The bacterial strains used in the research are non-pathogenic E. coli strains, including K-12, XL1-Blue, and BL-21. These are rated as Biosafety Level 1 and do not pose a threat to laboratory workers, the general public or the environment. All measures outlined in the Material Safety Data Sheets (MSDS) and the biosafety regulations present at Queen's University were followed. These measures prevent our genetically modified E. coli strains from being introduced into the environment, and from posing any risk to security through malicious misuse by individuals, groups, or countries.
Application Risks
When changing foot odor into a compound that smells like bananas, it could have unpredictable effects such as luring insects or triggering allergic reactions. In order for this to become a commercial product, extensive testing with actual mosquitoes in regular outdoors environments as well as testing its effects on humans would be required. Since the product would require placing bacteria relatively close to human skin, such as the feet, precautions would need to be taken to ensure that the bacteria does not escape the product and colonize the shoes or feet instead. Further testing would be required to see if this would cause adverse effects.

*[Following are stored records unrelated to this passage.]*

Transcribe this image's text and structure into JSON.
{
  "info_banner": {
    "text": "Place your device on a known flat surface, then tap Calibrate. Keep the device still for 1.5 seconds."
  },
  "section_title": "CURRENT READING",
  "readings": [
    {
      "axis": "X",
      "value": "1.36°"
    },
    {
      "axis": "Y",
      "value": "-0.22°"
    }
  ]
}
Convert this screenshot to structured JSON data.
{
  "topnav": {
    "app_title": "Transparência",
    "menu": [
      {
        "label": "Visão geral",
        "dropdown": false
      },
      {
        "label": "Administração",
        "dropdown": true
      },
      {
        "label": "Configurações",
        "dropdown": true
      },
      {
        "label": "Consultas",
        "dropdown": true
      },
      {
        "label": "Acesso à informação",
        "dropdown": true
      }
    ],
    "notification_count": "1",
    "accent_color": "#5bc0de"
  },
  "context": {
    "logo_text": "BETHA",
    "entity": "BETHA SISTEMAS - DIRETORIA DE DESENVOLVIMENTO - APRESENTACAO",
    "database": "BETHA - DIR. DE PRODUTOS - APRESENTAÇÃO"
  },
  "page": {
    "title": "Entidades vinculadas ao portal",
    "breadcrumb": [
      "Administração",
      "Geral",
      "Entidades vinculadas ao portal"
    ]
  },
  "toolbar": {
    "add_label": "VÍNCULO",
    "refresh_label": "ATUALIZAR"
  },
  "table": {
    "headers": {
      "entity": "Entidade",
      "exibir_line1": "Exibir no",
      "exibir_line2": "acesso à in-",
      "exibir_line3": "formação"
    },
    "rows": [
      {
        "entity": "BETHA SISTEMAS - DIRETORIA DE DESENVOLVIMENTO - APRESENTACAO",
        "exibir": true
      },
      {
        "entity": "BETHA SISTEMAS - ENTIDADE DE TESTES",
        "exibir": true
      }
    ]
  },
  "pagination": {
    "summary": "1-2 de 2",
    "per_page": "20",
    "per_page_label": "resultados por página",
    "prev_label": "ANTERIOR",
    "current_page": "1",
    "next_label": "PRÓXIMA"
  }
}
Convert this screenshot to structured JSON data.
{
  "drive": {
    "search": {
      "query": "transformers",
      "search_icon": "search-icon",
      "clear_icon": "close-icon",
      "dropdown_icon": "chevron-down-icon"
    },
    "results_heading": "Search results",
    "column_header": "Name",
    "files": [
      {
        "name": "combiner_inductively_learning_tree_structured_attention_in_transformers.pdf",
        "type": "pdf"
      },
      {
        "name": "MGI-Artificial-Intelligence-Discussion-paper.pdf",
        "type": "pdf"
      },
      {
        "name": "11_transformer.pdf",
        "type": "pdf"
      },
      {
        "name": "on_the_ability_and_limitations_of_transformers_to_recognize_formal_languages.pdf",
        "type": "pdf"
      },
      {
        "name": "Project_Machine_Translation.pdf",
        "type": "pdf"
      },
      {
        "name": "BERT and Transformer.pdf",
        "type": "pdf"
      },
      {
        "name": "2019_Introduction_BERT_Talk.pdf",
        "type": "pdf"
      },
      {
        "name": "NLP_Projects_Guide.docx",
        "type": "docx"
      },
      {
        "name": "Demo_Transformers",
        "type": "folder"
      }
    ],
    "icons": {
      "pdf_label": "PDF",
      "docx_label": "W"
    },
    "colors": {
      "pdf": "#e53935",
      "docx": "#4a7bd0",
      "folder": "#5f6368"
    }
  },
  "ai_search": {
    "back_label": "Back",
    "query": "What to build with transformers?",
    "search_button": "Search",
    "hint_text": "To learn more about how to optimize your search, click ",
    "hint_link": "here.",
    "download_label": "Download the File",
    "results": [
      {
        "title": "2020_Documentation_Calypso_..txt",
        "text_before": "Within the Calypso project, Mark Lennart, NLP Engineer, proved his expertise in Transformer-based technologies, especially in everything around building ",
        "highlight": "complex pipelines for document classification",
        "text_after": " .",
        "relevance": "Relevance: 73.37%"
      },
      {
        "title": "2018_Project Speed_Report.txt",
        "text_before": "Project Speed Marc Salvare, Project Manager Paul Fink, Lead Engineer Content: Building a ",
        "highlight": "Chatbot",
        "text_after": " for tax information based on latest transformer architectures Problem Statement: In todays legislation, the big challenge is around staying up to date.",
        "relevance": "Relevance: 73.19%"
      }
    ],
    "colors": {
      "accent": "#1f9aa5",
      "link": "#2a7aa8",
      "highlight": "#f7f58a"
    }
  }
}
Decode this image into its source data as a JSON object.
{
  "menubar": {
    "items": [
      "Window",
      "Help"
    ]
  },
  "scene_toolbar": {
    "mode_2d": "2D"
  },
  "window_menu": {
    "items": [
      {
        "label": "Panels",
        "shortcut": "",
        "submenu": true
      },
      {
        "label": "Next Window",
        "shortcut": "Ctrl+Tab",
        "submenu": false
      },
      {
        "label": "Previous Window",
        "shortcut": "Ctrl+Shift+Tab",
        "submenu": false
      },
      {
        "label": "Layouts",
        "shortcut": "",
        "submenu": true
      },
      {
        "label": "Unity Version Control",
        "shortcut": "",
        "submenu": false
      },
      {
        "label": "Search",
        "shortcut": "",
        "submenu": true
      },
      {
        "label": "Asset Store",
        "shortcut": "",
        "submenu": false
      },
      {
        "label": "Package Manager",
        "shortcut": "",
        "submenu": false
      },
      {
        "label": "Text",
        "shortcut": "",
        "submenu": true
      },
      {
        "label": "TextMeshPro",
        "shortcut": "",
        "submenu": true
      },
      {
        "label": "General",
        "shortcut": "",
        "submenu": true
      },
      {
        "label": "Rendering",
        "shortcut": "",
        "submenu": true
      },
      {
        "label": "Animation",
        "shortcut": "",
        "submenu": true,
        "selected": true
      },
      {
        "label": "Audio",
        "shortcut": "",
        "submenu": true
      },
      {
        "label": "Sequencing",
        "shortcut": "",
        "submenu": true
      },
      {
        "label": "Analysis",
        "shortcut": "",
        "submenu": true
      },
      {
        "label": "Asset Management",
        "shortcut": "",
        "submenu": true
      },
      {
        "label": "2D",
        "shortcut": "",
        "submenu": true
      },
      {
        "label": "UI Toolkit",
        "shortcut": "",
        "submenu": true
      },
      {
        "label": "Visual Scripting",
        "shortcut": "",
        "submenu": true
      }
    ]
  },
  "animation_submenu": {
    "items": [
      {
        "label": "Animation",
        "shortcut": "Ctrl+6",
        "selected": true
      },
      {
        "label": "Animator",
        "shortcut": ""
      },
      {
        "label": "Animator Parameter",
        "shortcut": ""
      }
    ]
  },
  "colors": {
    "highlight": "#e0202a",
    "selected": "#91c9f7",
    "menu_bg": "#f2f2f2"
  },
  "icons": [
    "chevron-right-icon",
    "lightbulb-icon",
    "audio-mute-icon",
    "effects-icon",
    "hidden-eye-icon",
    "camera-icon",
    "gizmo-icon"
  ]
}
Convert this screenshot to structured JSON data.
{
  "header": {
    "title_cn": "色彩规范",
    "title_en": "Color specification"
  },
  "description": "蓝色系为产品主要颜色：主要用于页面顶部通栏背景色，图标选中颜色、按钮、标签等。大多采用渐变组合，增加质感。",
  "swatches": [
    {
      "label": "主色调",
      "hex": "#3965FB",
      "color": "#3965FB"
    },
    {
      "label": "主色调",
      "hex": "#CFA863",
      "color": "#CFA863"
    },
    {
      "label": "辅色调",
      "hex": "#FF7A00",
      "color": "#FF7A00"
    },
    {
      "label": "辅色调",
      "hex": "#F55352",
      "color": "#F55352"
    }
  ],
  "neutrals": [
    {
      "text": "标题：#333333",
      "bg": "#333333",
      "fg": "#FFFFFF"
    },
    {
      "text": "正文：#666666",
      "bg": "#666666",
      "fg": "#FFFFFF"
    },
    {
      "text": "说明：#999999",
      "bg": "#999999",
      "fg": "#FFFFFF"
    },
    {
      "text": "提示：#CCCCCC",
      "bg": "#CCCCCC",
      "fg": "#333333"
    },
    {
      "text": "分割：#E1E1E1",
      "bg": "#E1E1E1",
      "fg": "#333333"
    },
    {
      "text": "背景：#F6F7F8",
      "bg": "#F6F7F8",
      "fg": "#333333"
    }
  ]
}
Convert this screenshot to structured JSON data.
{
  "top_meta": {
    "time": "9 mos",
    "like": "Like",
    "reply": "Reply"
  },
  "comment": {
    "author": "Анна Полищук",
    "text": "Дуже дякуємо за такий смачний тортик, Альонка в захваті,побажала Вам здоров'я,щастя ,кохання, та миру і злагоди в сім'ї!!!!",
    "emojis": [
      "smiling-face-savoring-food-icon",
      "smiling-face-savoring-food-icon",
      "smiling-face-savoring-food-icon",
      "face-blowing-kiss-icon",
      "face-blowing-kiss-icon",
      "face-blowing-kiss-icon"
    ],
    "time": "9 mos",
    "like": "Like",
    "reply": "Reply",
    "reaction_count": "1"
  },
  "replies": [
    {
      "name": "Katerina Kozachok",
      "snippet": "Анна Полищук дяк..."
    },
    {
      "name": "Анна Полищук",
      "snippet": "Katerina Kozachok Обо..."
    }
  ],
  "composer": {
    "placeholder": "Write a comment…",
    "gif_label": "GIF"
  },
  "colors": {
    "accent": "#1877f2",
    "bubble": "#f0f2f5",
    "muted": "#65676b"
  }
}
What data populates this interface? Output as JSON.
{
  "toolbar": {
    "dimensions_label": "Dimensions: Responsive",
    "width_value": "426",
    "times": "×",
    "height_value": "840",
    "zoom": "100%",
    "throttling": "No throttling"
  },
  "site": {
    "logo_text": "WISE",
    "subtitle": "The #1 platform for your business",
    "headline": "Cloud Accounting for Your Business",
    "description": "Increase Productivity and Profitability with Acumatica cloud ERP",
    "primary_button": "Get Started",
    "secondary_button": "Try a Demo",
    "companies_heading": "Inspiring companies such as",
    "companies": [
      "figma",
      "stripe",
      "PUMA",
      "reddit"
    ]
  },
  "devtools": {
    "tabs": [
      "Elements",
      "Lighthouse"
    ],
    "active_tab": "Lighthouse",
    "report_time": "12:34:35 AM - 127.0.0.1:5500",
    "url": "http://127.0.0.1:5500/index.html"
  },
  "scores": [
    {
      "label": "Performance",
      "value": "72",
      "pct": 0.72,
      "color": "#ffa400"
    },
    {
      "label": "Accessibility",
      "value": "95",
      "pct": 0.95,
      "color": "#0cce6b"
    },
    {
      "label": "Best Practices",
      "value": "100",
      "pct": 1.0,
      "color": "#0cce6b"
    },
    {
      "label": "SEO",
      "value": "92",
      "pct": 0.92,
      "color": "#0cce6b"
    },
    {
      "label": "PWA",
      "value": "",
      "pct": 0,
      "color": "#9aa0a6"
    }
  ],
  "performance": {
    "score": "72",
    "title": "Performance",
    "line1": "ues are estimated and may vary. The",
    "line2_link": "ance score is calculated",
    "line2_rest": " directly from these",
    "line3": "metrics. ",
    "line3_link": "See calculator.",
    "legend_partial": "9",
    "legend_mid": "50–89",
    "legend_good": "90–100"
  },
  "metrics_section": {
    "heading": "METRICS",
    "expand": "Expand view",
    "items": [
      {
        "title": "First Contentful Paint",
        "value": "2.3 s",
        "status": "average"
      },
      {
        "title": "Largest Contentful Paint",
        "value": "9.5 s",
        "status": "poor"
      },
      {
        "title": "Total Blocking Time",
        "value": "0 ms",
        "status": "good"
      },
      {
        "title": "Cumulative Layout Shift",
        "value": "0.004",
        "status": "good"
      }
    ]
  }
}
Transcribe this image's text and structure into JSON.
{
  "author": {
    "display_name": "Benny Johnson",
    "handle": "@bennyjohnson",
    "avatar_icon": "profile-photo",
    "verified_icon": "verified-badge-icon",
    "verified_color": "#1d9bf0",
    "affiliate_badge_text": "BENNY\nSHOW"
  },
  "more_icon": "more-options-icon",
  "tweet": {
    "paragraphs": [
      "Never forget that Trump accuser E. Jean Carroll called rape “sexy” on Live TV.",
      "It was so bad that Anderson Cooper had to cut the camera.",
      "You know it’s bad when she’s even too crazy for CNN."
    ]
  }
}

When working with the mosquito traps, they would have to be at optimal distance from human residences. If they are too far, then the impact would not be as great, but if they are too close, it may lure more mosquitoes to humans. With the idea and knowledge of making mosquito traps, people might get the idea of luring mosquitoes into traps and killing them. This could possibly cause the extinction of mosquitoes, which can potentially have adverse effects on the ecosystem.